BBC tweet
The BBC tweeted about how to negotiate a pay rise days after Carrie Gracie's resignation. Twitter

The BBC has suggested people should negotiate a New Year pay rise, just four days after its China Editor Carrie Gracie resigned due to the corporation's "secretive and illegal pay culture".

The tweet, which was posted on Thursday morning (11 January) from the main BBC Twitter account, said: "Back at work and feeling undervalued? Not being paid what you're worth? Why not start the year by asking for a pay rise?

"Here are some tips on how to negotiate one." The tweet linked to a video from BBC Woman's Hour about how to negotiate a pay rise with tips from expert negotiator Natalie Reynolds, the CEO of advantageSPRING.

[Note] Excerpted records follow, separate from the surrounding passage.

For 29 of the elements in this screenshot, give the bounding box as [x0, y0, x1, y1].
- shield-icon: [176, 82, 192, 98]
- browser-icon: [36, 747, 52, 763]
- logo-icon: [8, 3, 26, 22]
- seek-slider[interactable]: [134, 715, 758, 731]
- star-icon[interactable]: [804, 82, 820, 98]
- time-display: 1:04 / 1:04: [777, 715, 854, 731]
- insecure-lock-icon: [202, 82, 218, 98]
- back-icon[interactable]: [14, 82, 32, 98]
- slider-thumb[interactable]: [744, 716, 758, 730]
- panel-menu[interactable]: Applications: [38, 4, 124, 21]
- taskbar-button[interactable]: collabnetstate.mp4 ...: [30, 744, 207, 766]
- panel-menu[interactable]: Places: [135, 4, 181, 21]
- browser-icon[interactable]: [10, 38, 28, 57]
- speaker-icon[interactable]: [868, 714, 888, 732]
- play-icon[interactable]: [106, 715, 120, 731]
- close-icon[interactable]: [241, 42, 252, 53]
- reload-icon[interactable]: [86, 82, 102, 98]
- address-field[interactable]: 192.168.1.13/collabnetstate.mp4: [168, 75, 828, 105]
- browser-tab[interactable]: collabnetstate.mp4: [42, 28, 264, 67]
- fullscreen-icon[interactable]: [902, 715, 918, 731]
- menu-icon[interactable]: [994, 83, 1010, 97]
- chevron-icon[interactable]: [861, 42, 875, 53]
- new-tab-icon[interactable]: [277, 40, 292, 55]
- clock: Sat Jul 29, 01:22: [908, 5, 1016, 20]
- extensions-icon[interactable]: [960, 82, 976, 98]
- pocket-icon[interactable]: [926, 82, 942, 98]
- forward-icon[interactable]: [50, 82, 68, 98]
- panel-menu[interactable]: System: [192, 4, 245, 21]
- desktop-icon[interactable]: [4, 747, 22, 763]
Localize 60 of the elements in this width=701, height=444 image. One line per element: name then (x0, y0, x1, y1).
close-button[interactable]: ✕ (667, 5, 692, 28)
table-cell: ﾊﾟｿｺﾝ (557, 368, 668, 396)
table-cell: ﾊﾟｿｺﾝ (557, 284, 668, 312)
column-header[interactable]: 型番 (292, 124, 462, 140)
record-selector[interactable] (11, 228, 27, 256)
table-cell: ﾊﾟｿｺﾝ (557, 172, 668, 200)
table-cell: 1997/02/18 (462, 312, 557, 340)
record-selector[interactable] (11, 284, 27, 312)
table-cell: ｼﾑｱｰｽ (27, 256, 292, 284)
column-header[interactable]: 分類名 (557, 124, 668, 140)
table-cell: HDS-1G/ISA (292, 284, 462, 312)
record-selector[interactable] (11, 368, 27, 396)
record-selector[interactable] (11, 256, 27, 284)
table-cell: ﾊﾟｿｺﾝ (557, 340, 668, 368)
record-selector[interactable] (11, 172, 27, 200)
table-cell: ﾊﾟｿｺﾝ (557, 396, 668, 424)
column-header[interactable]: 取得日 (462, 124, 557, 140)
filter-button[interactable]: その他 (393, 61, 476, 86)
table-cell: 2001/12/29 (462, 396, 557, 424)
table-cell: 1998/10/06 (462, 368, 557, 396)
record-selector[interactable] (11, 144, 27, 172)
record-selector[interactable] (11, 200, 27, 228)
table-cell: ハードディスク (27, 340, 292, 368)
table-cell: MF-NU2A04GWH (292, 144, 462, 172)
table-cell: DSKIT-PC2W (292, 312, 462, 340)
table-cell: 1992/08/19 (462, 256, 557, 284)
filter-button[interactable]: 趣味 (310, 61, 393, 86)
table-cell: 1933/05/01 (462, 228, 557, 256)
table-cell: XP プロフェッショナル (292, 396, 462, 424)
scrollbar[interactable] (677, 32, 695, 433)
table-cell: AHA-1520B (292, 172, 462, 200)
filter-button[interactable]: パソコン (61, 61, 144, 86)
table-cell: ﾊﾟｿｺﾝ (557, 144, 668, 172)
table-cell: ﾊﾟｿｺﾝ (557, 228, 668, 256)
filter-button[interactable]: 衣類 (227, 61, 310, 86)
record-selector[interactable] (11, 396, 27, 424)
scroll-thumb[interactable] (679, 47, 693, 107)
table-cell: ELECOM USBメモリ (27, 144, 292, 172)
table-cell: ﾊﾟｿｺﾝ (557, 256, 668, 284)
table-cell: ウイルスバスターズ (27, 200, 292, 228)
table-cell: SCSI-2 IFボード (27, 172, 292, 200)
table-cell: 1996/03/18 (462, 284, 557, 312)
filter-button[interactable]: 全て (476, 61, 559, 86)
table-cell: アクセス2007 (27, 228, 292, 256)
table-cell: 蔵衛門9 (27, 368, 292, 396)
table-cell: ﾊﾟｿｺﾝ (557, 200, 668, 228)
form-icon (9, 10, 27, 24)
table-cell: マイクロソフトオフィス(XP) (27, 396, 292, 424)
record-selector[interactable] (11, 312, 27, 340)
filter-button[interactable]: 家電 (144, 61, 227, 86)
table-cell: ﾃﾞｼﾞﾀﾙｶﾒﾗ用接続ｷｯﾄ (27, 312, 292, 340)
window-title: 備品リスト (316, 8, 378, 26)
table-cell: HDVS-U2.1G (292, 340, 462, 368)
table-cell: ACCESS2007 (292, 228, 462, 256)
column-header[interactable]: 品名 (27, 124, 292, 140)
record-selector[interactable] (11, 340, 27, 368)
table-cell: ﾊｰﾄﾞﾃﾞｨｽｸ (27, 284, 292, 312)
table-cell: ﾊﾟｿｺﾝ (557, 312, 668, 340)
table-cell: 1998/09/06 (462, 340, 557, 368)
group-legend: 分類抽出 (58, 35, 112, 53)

The tweet had been deleted by 9.50am after being up for around two hours, more than long enough for people to notice the irony.

Social media manager Jono Read described it as the BBC "trolling its own employees", while BuzzFeed's Scott Bryan said: "Of all of the weeks for the BBC to tweet this." Another user said: "This is all getting very meta."

Gracie resigned from her £145,000 post in protest at the inequality in pay between men and women at the BBC. She even turned down a £45,000 pay rise during a six-month battle for equal pay with her male equivalents.

She told Woman's Hour on Monday: "I do think salaries at the top are unacceptably high, both for presenters and stars of various kinds and also for managers. I didn't want more money, I wanted equality and this was not equality. There was still a big gap between myself and my male peers."